Top players who are eligible to play for another country

International football is littered with players who were eligible to represent other nations.

Karim Benzema recently reignited the debate when he threatened to switch allegiance to Algeria after being overlooked by France. 

That’s very unlikely to happen due to FIFA rules – but at the very least, the striker has inspired us to compile an XI of current internationals who could have played for another country. 

Bernd Leno 

Plays for: Germany

Eligible for: Russia

Now, the Arsenal stopper is far from a regular for Germany, sitting behind Manuel Neuer and Marc-André ter Stegen in the pecking order. 

However, he could also have played for World Cup 2018 hosts Russia through his father’s heritage. 

Trent Alexander-Arnold

Plays for: England

Eligible for: USA 

The Liverpool full-back has quickly booted Kieran Trippier, Kyle Walker and Aaron Wan-Bissaka out the way to become England’s first choice. 

He’s a Ballon d’or nominee and a Champions League winner, after all – and he could also have identified as an American thanks to his maternal grandmother who moved to New York decades previously. 

Vincent Kompany

Plays for: Belgium 

Eligible for: Congo

The former Manchester City captain’s father moved to Brussels after being imprisoned under the military dictatorship in the Democratic Republic of Congo. 

The defender has since gone on to win 87 caps for the Red Devils. 

Antonio Rudiger

Plays for: Germany

Eligible for: Sierra Leone 

Were it not for injuries, the Chelsea defender would no doubt have won more than 30 caps in the last five years for Germany. 

Yet he could also have won them for Sierra Leone due to his mother’s nationality. 

Danny Rose

Plays for: England

Eligible for: Jamaica

The Spurs left-back admits he considered playing for Jamaica but he was swayed when he received a call-up to England’s Euro 2016 squad. 
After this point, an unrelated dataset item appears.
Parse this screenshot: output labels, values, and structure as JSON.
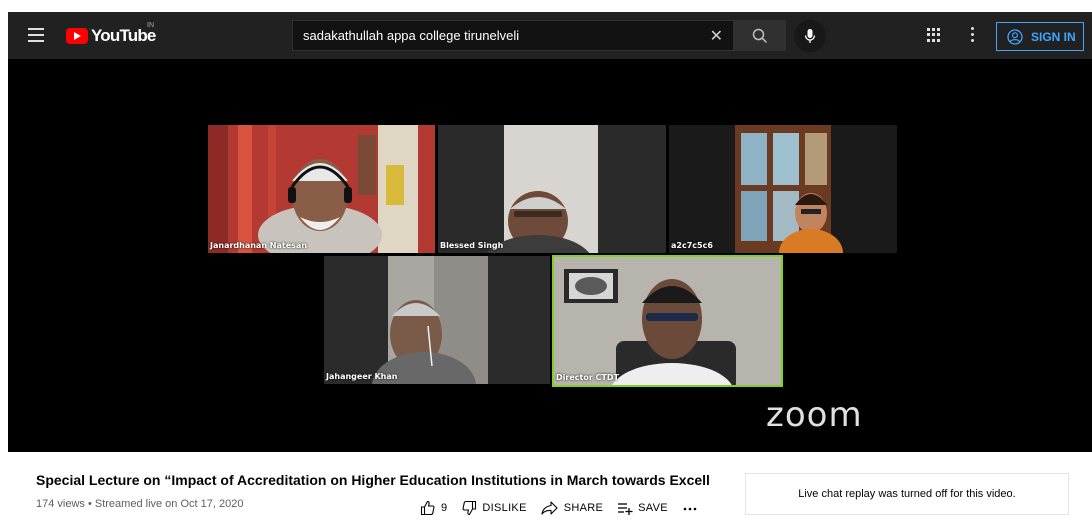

The emergence of Ben Chilwell means Rose’s days in the national side could be numbered. 

N’Golo Kante

Plays for: France

Eligible for: Mali 

Kante’s parents are from Mali and they made a number of approaches before he pledged himself to France. 

He was first spotted ahead of the 2015 Africa Cup of Nations. Since then, Les Bleus must be mighty glad they called him up as he’s become one of the best midfielders in the world.

Ilkay Gündoğan

Plays for: Germany

Eligible for: Turkey

Like Mesut Ozil, the midfielder faced a backlash when he was photographed with Turkish president Recep Tayyip Erdoğan last year. 

Whereas the Arsenal playmaker quit Die Mannschaft, Gündoğan still features. 

Wilfried Zaha

Plays for: Côte d’Ivoire

Eligible for: England 

Zaha’s case is one of the better known examples. The Crystal Palace attacker not only played for England at youth level, he actually featured for the senior team against Sweden. 

The trouble was, it was only a friendly and so he was free to switch allegiances. 

Antoine Griezmann

Plays for: France

Eligible for: Portugal 

Griezmann, of course, was out to thwart Portugal, the country his grandparents left in 1957, in the final of Euro 2016 but was unsuccessful. 

At least he’s won a World Cup since then. 

Raheem Sterling

Plays for England

Eligible for: Jamaica 

The Manchester City forward moved to the UK at a young age, going on to settle in London before moving north to Liverpool. 

The 24-year-old has been a revelation in Euro 2020 qualifying, scoring eight goals in seven appearances. 

Gonzalo Higuain

Plays for: Argentina

Eligible for: France 

Higuain holds dual nationality because he was actually born in France, gaining Argentine citizenship in 2007.

While he has been somewhat hit and miss for the Albiceleste, costing them some big chances in finals, he has scored 31 international goals.

The ultimate XI

What might have been? 

Honourable mentions go to Brazil’s Rafinha (eligible for Spain), France’s Moussa Sissoko (eligible for Mali), Belgium’s Nacer Chadli (eligible for Morocco) and Diego Costa, who of course has dual nationality with Brazil and Spain but is tied to the latter. 

And no, Lionel Messi was never really going to play for Spain.